Я рассказывала, что в парке у него появились новые друзья, что вечерами он играл с нашими внуками, которые заходили в гости дважды в неделю после школы.
– Как бы я хотел снова увидеть его, – говорил Майкл.
На следующий день я посадила Шэдоу в машину и поехала в больницу. Когда мы подъехали, я обошла здание и подошла к окну палаты на первом этаже, где лежал Майкл. Я постучала в окно, и когда Майкл увидел меня, поднесла к окну Шэдоу.

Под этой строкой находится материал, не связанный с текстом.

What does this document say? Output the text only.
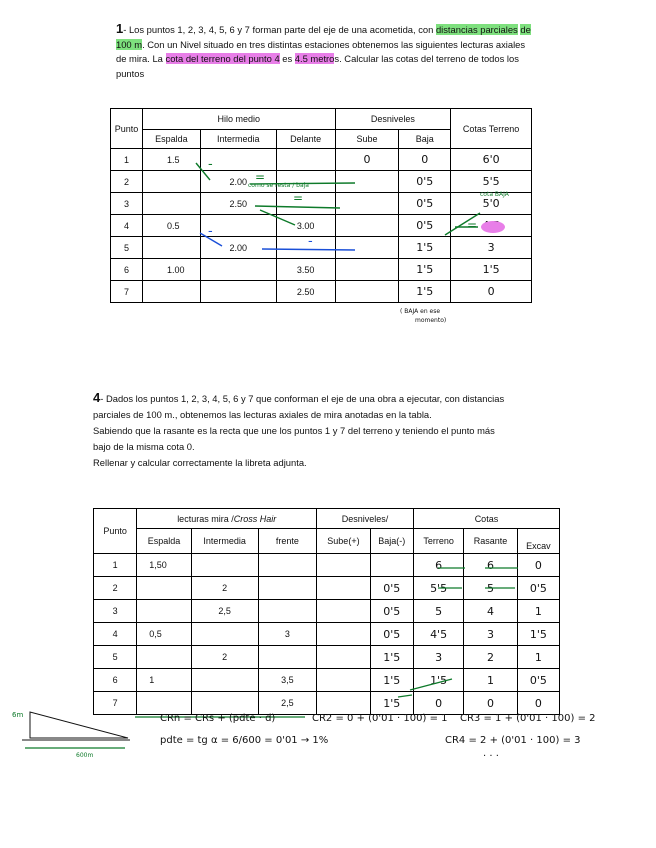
1- Los puntos 1, 2, 3, 4, 5, 6 y 7 forman parte del eje de una acometida, con distancias parciales de 100 m. Con un Nivel situado en tres distintas estaciones obtenemos las siguientes lecturas axiales de mira. La cota del terreno del punto 4 es 4.5 metros. Calcular las cotas del terreno de todos los puntos
Punto	Hilo medio			Desniveles		Cotas Terreno
	Espalda	Intermedia	Delante	Sube	Baja	
1	1.5			0	0	6'0
2		2.00			0'5	5'5
3		2.50			0'5	5'0
4	0.5		3.00		0'5	
5		2.00			1'5	3
6	1.00		3.50		1'5	1'5
7			2.50		1'5	0
-
=
como se resta / baja
cota BAJA
=
-
-
=
( BAJA en ese
momento)

4- Dados los puntos 1, 2, 3, 4, 5, 6 y 7 que conforman el eje de una obra a ejecutar, con distancias

parciales de 100 m., obtenemos las lecturas axiales de mira anotadas en la tabla.

Sabiendo que la rasante es la recta que une los puntos 1 y 7 del terreno y teniendo el punto más

bajo de la misma cota 0.

Rellenar y calcular correctamente la libreta adjunta.

Punto	lecturas mira /Cross Hair			Desniveles/		Cotas		
	Espalda	Intermedia	frente	Sube(+)	Baja(-)	Terreno	Rasante	Excav
1	1,50					6	6	0
2		2			0'5	5'5	5	0'5
3		2,5			0'5	5	4	1
4	0,5		3		0'5	4'5	3	1'5
5		2			1'5	3	2	1
6	1		3,5		1'5	1'5	1	0'5
7			2,5		1'5	0	0	0
6m
600m
CRn = CRs + (pdte · d)	CR2 = 0 + (0'01 · 100) = 1 CR3 = 1 + (0'01 · 100) = 2
pdte = tg α = 6/600 = 0'01 → 1%	CR4 = 2 + (0'01 · 100) = 3
· · ·
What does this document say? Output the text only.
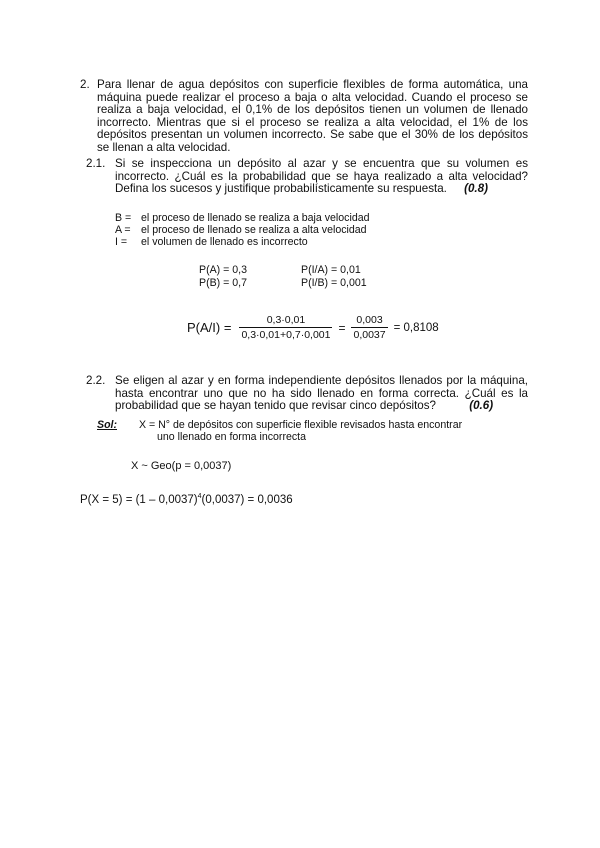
2. Para llenar de agua depósitos con superficie flexibles de forma automática, una
máquina puede realizar el proceso a baja o alta velocidad. Cuando el proceso se
realiza a baja velocidad, el 0,1% de los depósitos tienen un volumen de llenado
incorrecto. Mientras que si el proceso se realiza a alta velocidad, el 1% de los
depósitos presentan un volumen incorrecto. Se sabe que el 30% de los depósitos
se llenan a alta velocidad.
2.1. Si se inspecciona un depósito al azar y se encuentra que su volumen es
incorrecto. ¿Cuál es la probabilidad que se haya realizado a alta velocidad?
Defina los sucesos y justifique probabilísticamente su respuesta. (0.8)
B = el proceso de llenado se realiza a baja velocidad
A = el proceso de llenado se realiza a alta velocidad
I = el volumen de llenado es incorrecto
P(A) = 0,3
P(B) = 0,7
P(I/A) = 0,01
P(I/B) = 0,001
$P(A/I) = \frac{0,3\cdot 0,01}{0,3\cdot 0,01+0,7\cdot 0,001} = \frac{0,003}{0,0037} = 0,8108$
2.2. Se eligen al azar y en forma independiente depósitos llenados por la máquina,
hasta encontrar uno que no ha sido llenado en forma correcta. ¿Cuál es la
probabilidad que se hayan tenido que revisar cinco depósitos?	(0.6)
Sol: X = N° de depósitos con superficie flexible revisados hasta encontrar
uno llenado en forma incorrecta
X ~ Geo(p = 0,0037)
P(X = 5) = (1 – 0,0037)$^4$(0,0037) = 0,0036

Увидев свое отражение в оконном стекле, тот начал извиваться у меня на руках и высунул язык, и от этого стал выглядеть еще комичнее. Пациенты, медсестры, врачи – все, кто был в тот момент в палате, – заулыбались. А главное, улыбнулся Майкл, и я была этому очень рада.
Каждый день я приносила Шэдоу к окну, а потом, через несколько недель, Майкла решили перевести в хоспис.

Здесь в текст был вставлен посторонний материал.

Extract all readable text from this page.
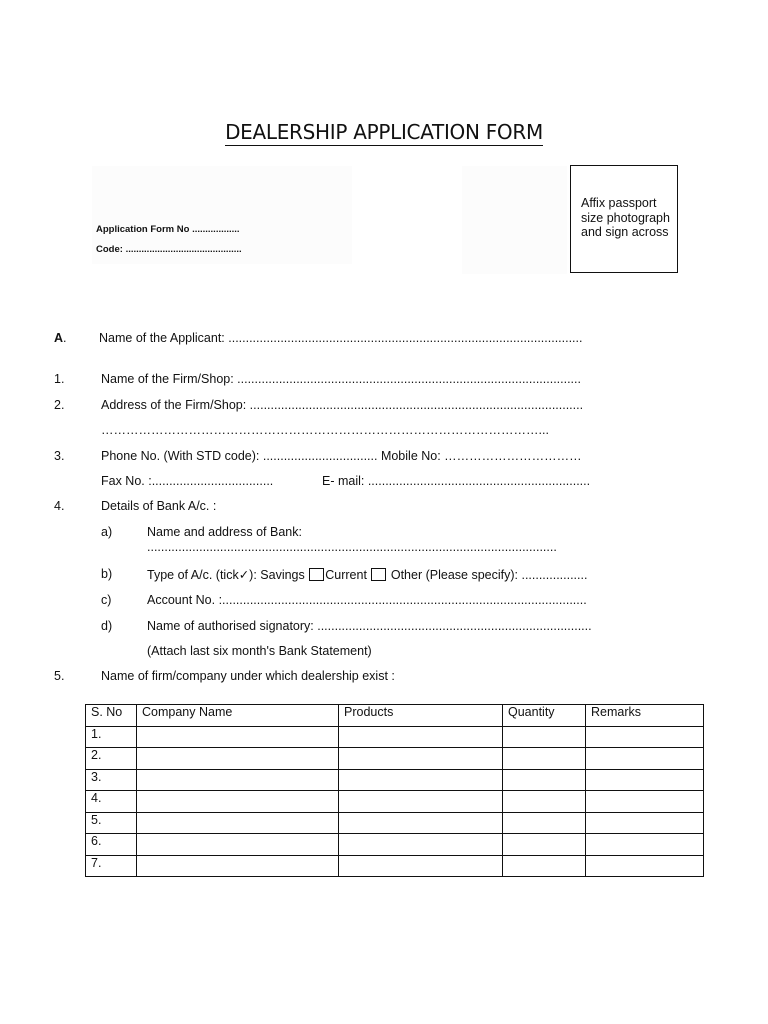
DEALERSHIP APPLICATION FORM
Application Form No ..................
Code: ............................................
Affix passport size photograph and sign across
A.	Name of the Applicant: ......................................................................................................
1.	Name of the Firm/Shop: ...................................................................................................
2.	Address of the Firm/Shop: ................................................................................................
……………………………………………………………………………………………...
3.	Phone No. (With STD code): ................................. Mobile No: ……………………………
Fax No. :...................................	E- mail: ................................................................
4.	Details of Bank A/c. :
a)	Name and address of Bank:
......................................................................................................................
b)	Type of A/c. (tick✓): Savings Current  Other (Please specify): ...................
c)	Account No. :.........................................................................................................
d)	Name of authorised signatory: ...............................................................................
(Attach last six month's Bank Statement)
5.	Name of firm/company under which dealership exist :
S. No	Company Name	Products	Quantity	Remarks
1.				
2.				
3.				
4.				
5.				
6.				
7.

За день до переезда мы собрались у постели Майкла, и хотя он был без сознания и больше уже не приходил в себя, поговорили с ним и рассказали про Олимпийские игры, которые он смотрел. Я верила, что он меня слышал, хотя лежал с закрытыми глазами и не мог ни смотреть на меня, ни говорить.
Наши дети вернулись к себе домой, а я осталась с Майклом и продолжала говорить с ним, натирая кремом его лицо и руки. В девять вечера я поцеловала его и пожелала спокойной ночи.
– Завтра увидимся, – сказала я.
Я отправилась домой и сразу легла спать, а в два часа ночи меня разбудил звонок.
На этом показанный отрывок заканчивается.